The Belgian media was quick to point out that Letermy, a Flemish Christian Democrat, was using the high profile case of Remmery worker Amzil to argue that bilingual Brussels-Hal-Vilvorde should be made Flemish.
The future of the commune has divided Belgian politicians for months and could threaten Prime Minister Guy Verhofstadt and his government if it is not settled within a week.
News agency Belga said Amzil, who works at ready-meal firm Remmery in Ledegem, had become "an emblematic figure for integration in Flemish society".

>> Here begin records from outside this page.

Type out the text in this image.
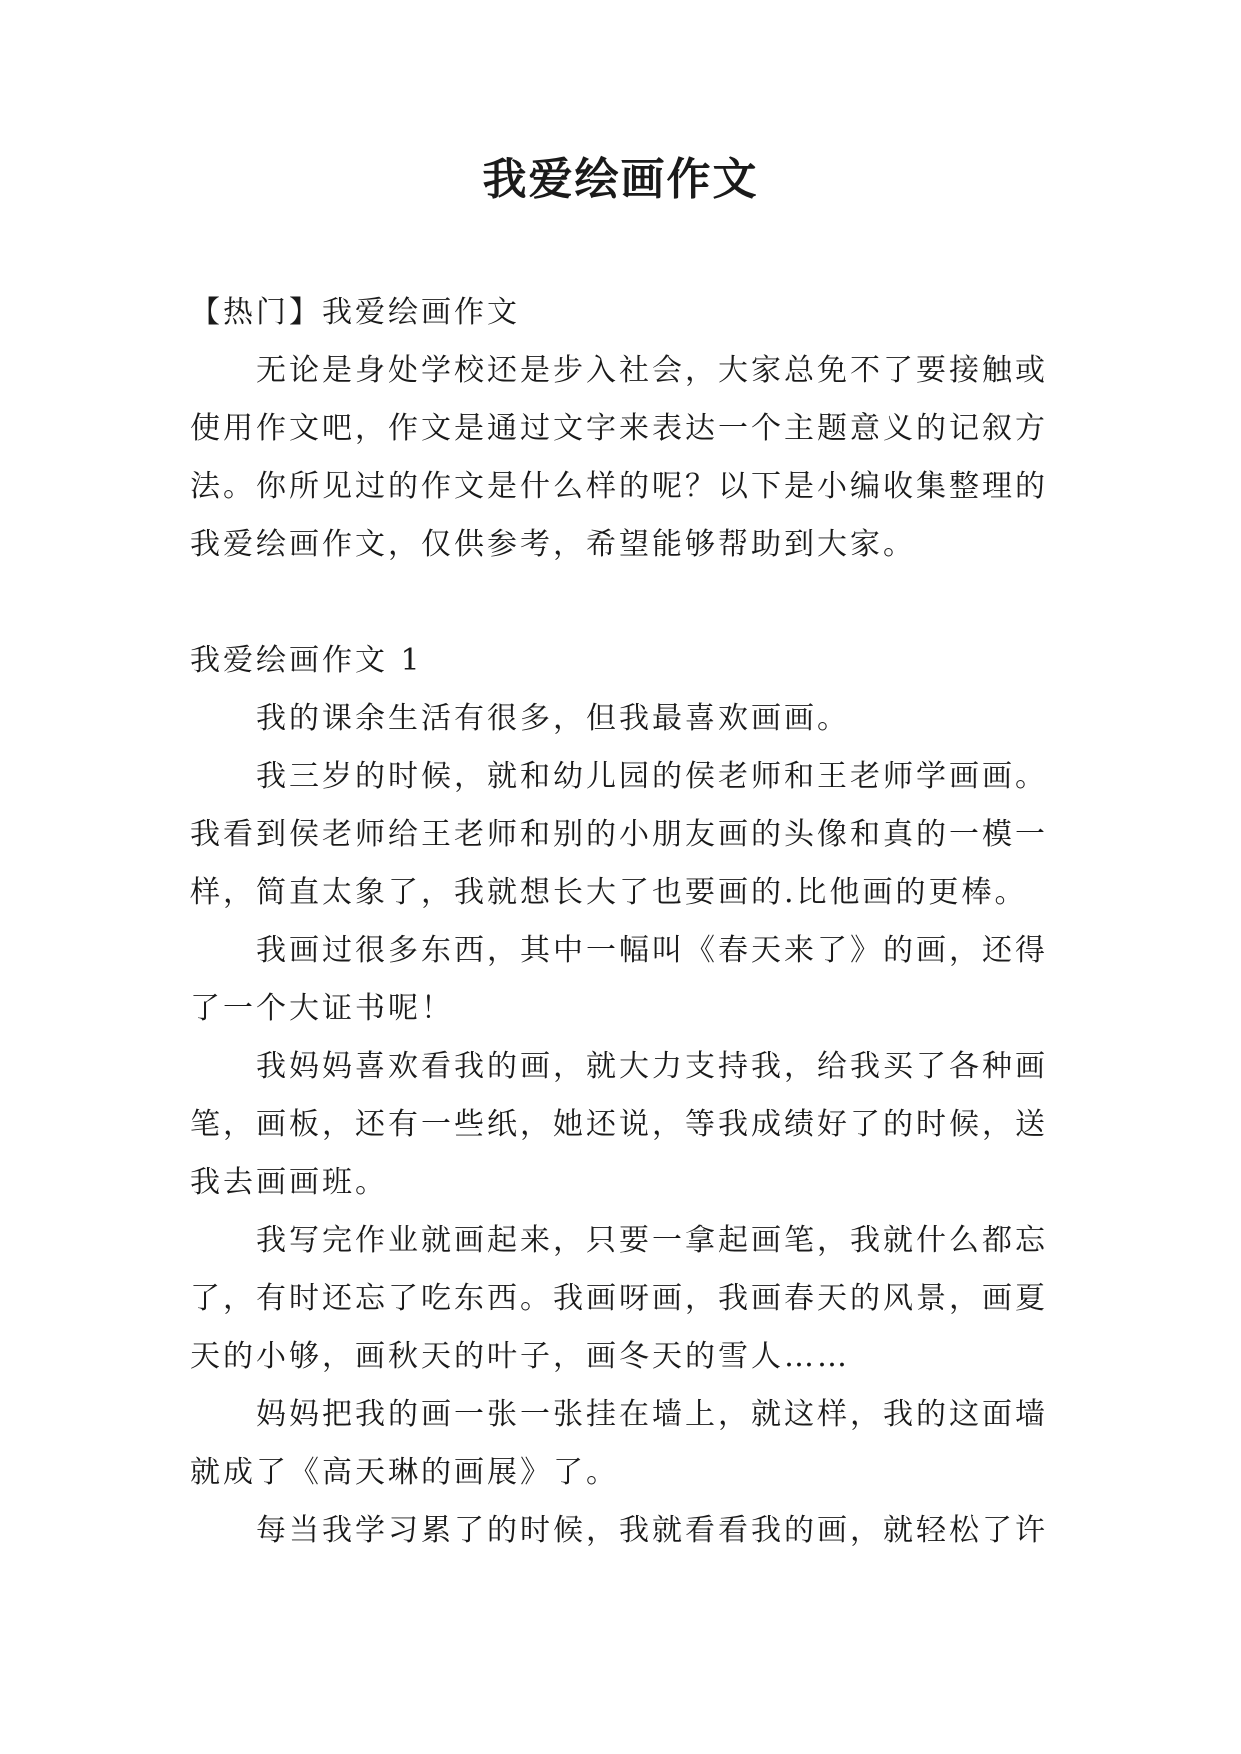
我爱绘画作文

【热门】我爱绘画作文

无论是身处学校还是步入社会，大家总免不了要接触或使用作文吧，作文是通过文字来表达一个主题意义的记叙方法。你所见过的作文是什么样的呢？以下是小编收集整理的我爱绘画作文，仅供参考，希望能够帮助到大家。

我爱绘画作文 1

我的课余生活有很多，但我最喜欢画画。

我三岁的时候，就和幼儿园的侯老师和王老师学画画。我看到侯老师给王老师和别的小朋友画的头像和真的一模一样，简直太象了，我就想长大了也要画的.比他画的更棒。

我画过很多东西，其中一幅叫《春天来了》的画，还得了一个大证书呢！

我妈妈喜欢看我的画，就大力支持我，给我买了各种画笔，画板，还有一些纸，她还说，等我成绩好了的时候，送我去画画班。

我写完作业就画起来，只要一拿起画笔，我就什么都忘了，有时还忘了吃东西。我画呀画，我画春天的风景，画夏天的小够，画秋天的叶子，画冬天的雪人……

妈妈把我的画一张一张挂在墙上，就这样，我的这面墙就成了《高天琳的画展》了。

每当我学习累了的时候，我就看看我的画，就轻松了许
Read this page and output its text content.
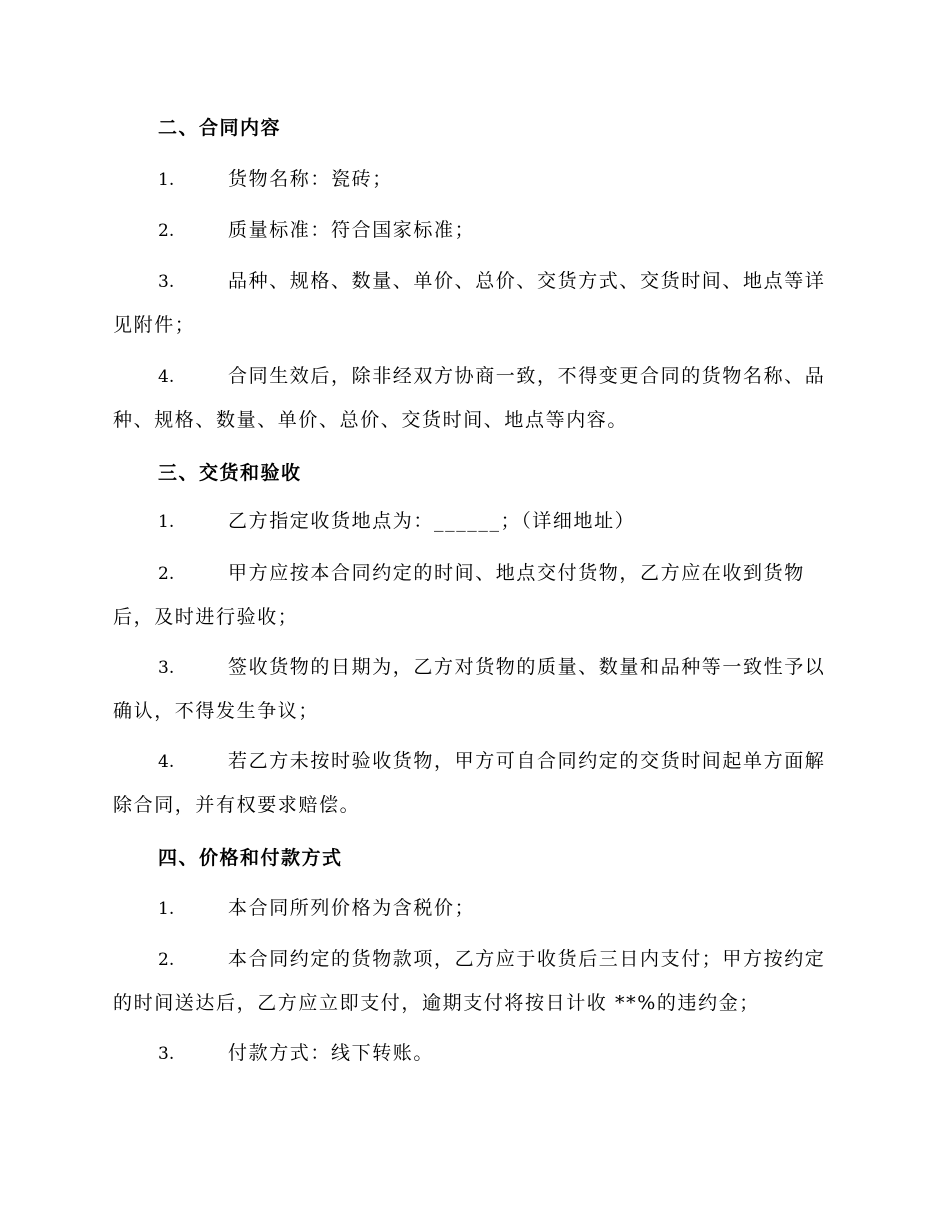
二、合同内容
1.	货物名称：瓷砖；
2.	质量标准：符合国家标准；
3.	品种、规格、数量、单价、总价、交货方式、交货时间、地点等详见附件；
4.	合同生效后，除非经双方协商一致，不得变更合同的货物名称、品种、规格、数量、单价、总价、交货时间、地点等内容。
三、交货和验收
1.	乙方指定收货地点为：______；（详细地址）
2.	甲方应按本合同约定的时间、地点交付货物，乙方应在收到货物后，及时进行验收；
3.	签收货物的日期为，乙方对货物的质量、数量和品种等一致性予以确认，不得发生争议；
4.	若乙方未按时验收货物，甲方可自合同约定的交货时间起单方面解除合同，并有权要求赔偿。
四、价格和付款方式
1.	本合同所列价格为含税价；
2.	本合同约定的货物款项，乙方应于收货后三日内支付；甲方按约定的时间送达后，乙方应立即支付，逾期支付将按日计收 **%的违约金；
3.	付款方式：线下转账。
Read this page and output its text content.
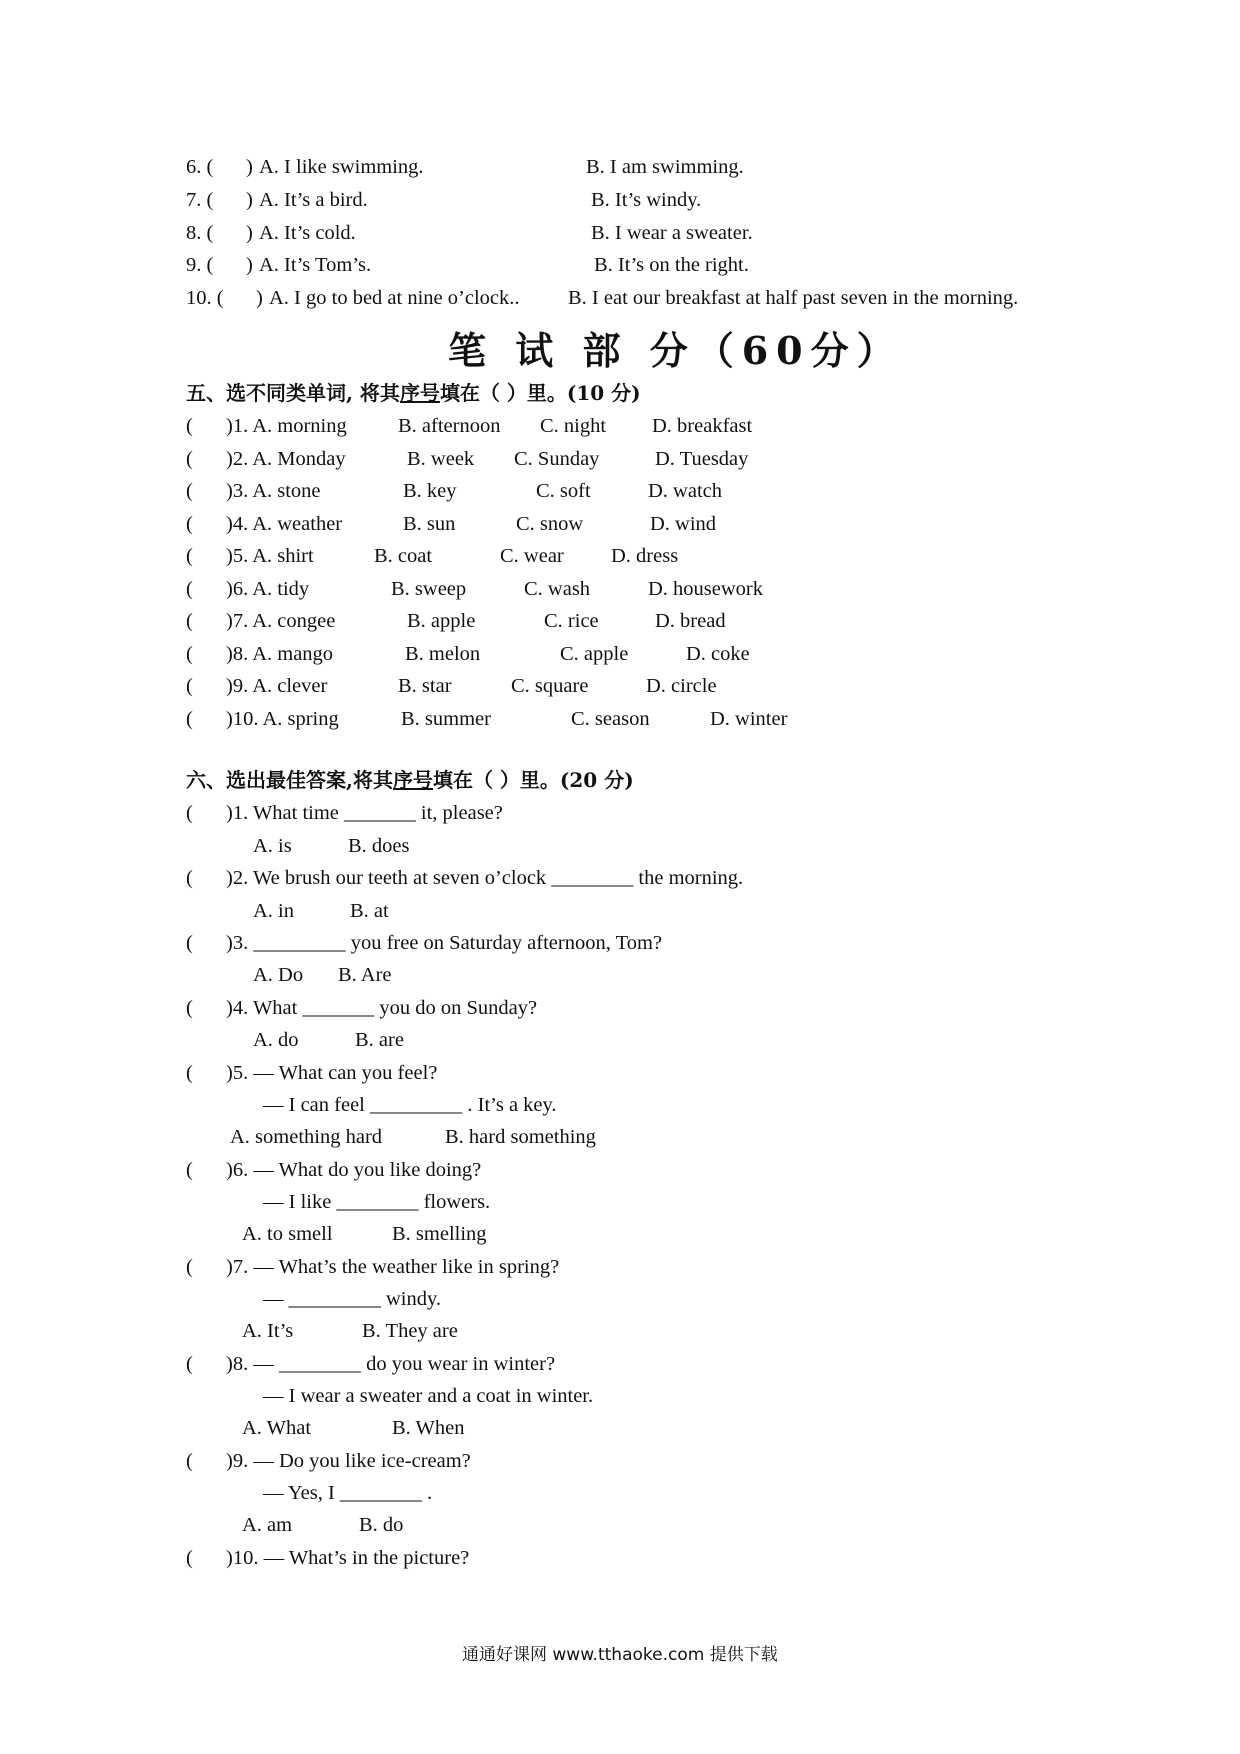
6. ( ) A. I like swimming.	B. I am swimming.
7. ( ) A. It’s a bird.	B. It’s windy.
8. ( ) A. It’s cold.	B. I wear a sweater.
9. ( ) A. It’s Tom’s.	B. It’s on the right.
10. ( ) A. I go to bed at nine o’clock.. B. I eat our breakfast at half past seven in the morning.
笔 试 部 分（60分）
五、选不同类单词, 将其序号填在（ ）里。(10 分)
( )1. A. morning	B. afternoon C. night D. breakfast
( )2. A. Monday	B. week C. Sunday	D. Tuesday
( )3. A. stone	B. key	C. soft	D. watch
( )4. A. weather	B. sun	C. snow	D. wind
( )5. A. shirt	B. coat	C. wear D. dress
( )6. A. tidy	B. sweep	C. wash	D. housework
( )7. A. congee	B. apple	C. rice	D. bread
( )8. A. mango	B. melon	C. apple	D. coke
( )9. A. clever	B. star	C. square	D. circle
( )10. A. spring	B. summer	C. season	D. winter
六、选出最佳答案,将其序号填在（ ）里。(20 分)
( )1. What time _______ it, please?
A. is	B. does
( )2. We brush our teeth at seven o’clock ________ the morning.
A. in	B. at
( )3. _________ you free on Saturday afternoon, Tom?
A. Do B. Are
( )4. What _______ you do on Sunday?
A. do	B. are
( )5. — What can you feel?
— I can feel _________ . It’s a key.
A. something hard	B. hard something
( )6. — What do you like doing?
— I like ________ flowers.
A. to smell	B. smelling
( )7. — What’s the weather like in spring?
— _________ windy.
A. It’s	B. They are
( )8. — ________ do you wear in winter?
— I wear a sweater and a coat in winter.
A. What	B. When
( )9. — Do you like ice-cream?
— Yes, I ________ .
A. am	B. do
( )10. — What’s in the picture?
通通好课网 www.tthaoke.com 提供下载
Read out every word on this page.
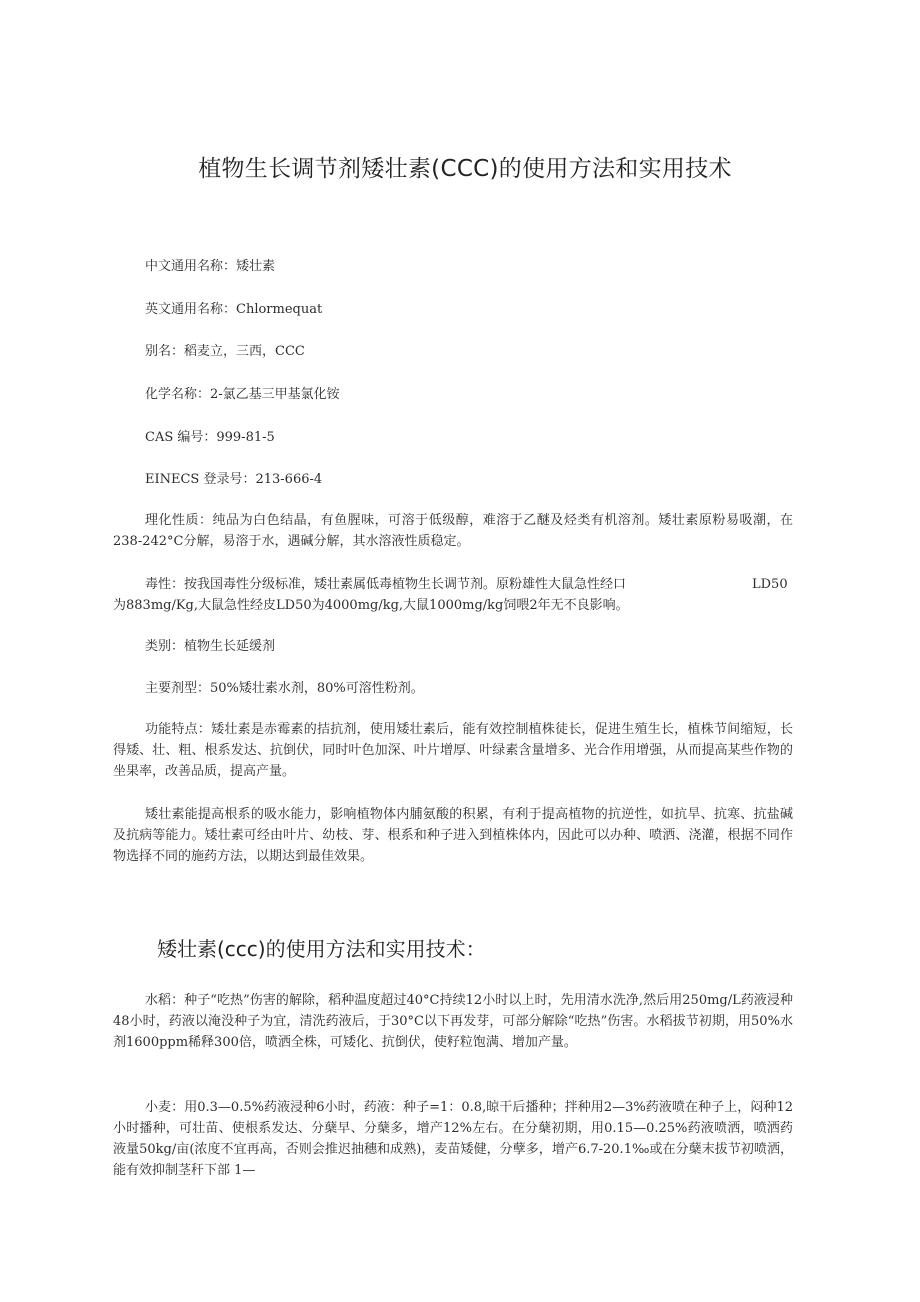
植物生长调节剂矮壮素(CCC)的使用方法和实用技术

中文通用名称：矮壮素

英文通用名称：Chlormequat

别名：稻麦立，三西，CCC

化学名称：2-氯乙基三甲基氯化铵

CAS 编号：999-81-5

EINECS 登录号：213-666-4

理化性质：纯品为白色结晶，有鱼腥味，可溶于低级醇，难溶于乙醚及烃类有机溶剂。矮壮素原粉易吸潮，在238-242°C分解，易溶于水，遇碱分解，其水溶液性质稳定。

毒性：按我国毒性分级标准，矮壮素属低毒植物生长调节剂。原粉雄性大鼠急性经口	LD50

为883mg/Kg,大鼠急性经皮LD50为4000mg/kg,大鼠1000mg/kg饲喂2年无不良影响。

类别：植物生长延缓剂

主要剂型：50%矮壮素水剂，80%可溶性粉剂。

功能特点：矮壮素是赤霉素的拮抗剂，使用矮壮素后，能有效控制植株徒长，促进生殖生长，植株节间缩短，长得矮、壮、粗、根系发达、抗倒伏，同时叶色加深、叶片增厚、叶绿素含量增多、光合作用增强，从而提高某些作物的坐果率，改善品质，提高产量。

矮壮素能提高根系的吸水能力，影响植物体内脯氨酸的积累，有利于提高植物的抗逆性，如抗旱、抗寒、抗盐碱及抗病等能力。矮壮素可经由叶片、幼枝、芽、根系和种子进入到植株体内，因此可以办种、喷洒、浇灌，根据不同作物选择不同的施药方法，以期达到最佳效果。

矮壮素(ccc)的使用方法和实用技术：

水稻：种子“吃热”伤害的解除，稻种温度超过40°C持续12小时以上时，先用清水洗净,然后用250mg/L药液浸种48小时，药液以淹没种子为宜，清洗药液后，于30°C以下再发芽，可部分解除“吃热”伤害。水稻拔节初期，用50%水剂1600ppm稀释300倍，喷洒全株，可矮化、抗倒伏，使籽粒饱满、增加产量。

小麦：用0.3—0.5%药液浸种6小时，药液：种子=1：0.8,晾干后播种；拌种用2—3%药液喷在种子上，闷种12小时播种，可壮苗、使根系发达、分蘖早、分蘖多，增产12%左右。在分蘖初期，用0.15—0.25%药液喷洒，喷洒药液量50kg/亩(浓度不宜再高，否则会推迟抽穗和成熟)，麦苗矮健，分孽多，增产6.7-20.1‰或在分蘖末拔节初喷洒，能有效抑制茎秆下部 1—
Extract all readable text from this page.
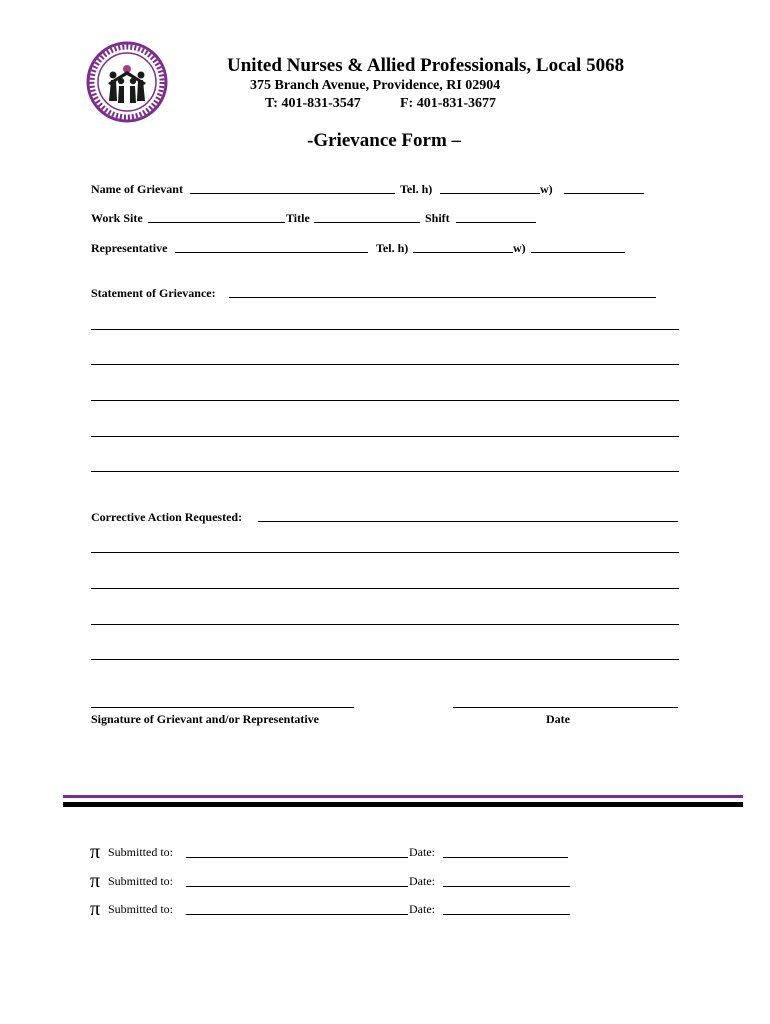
United Nurses & Allied Professionals, Local 5068
375 Branch Avenue, Providence, RI 02904
T: 401-831-3547	F: 401-831-3677
-Grievance Form –
Name of Grievant	Tel. h)	w)
Work Site	Title	Shift
Representative	Tel. h)	w)
Statement of Grievance:
Corrective Action Requested:
Signature of Grievant and/or Representative	Date
π Submitted to:	Date:
π Submitted to:	Date:
π Submitted to:	Date:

Earlier this week, Amzil’s ordeal seemed to come to an end after a 57-year-old man was charged for sending threatening letters to her boss Rik Van Nieuwenhuyse. On Friday, the man was released on bail, on condition that he does not talk to the press or contact anyone else suspected of being involved in the threats.
The seven letters – two of which contained bullets – threatened Van Nieuwenhuyse’s life and that of his family for letting Amzil wear a headscarf to work. Amzil resigned from work for several weeks under the pressure.
Letermy said: "Some people who have lived in Flanders for 10, 20 or 30 years adapt well in the society. Mrs Amzil has done that well. If everyone shows her good will, we can reach a solution."
The CD&V member said the federal government had made "a lot of effort" to reach a solution on BHV. "I hope also that on the part of the francophones a healthy discernment will win through."
Verhofstadt is in Moscow for the festivities to mark the 60th anniversary of the end of World War Two and due to return on Tuesday when the majority parties in the federal parliament will meet to talk about BHV again.
If no deal is reached between them, Verhofstadt could present his resignation to King Albert II. The king could either accept his resignation or allow him extra time to work for an agreement.
If the king accepts Verhofstadt’s resignation, parliament will be dissolved and elections called within 40 days.
The radio and television company RTBF suggested the prime minister would try to avoid elections falling in the summer holidays, since that is usually politically bad news, and dissolve parliament by the latest on 17 May.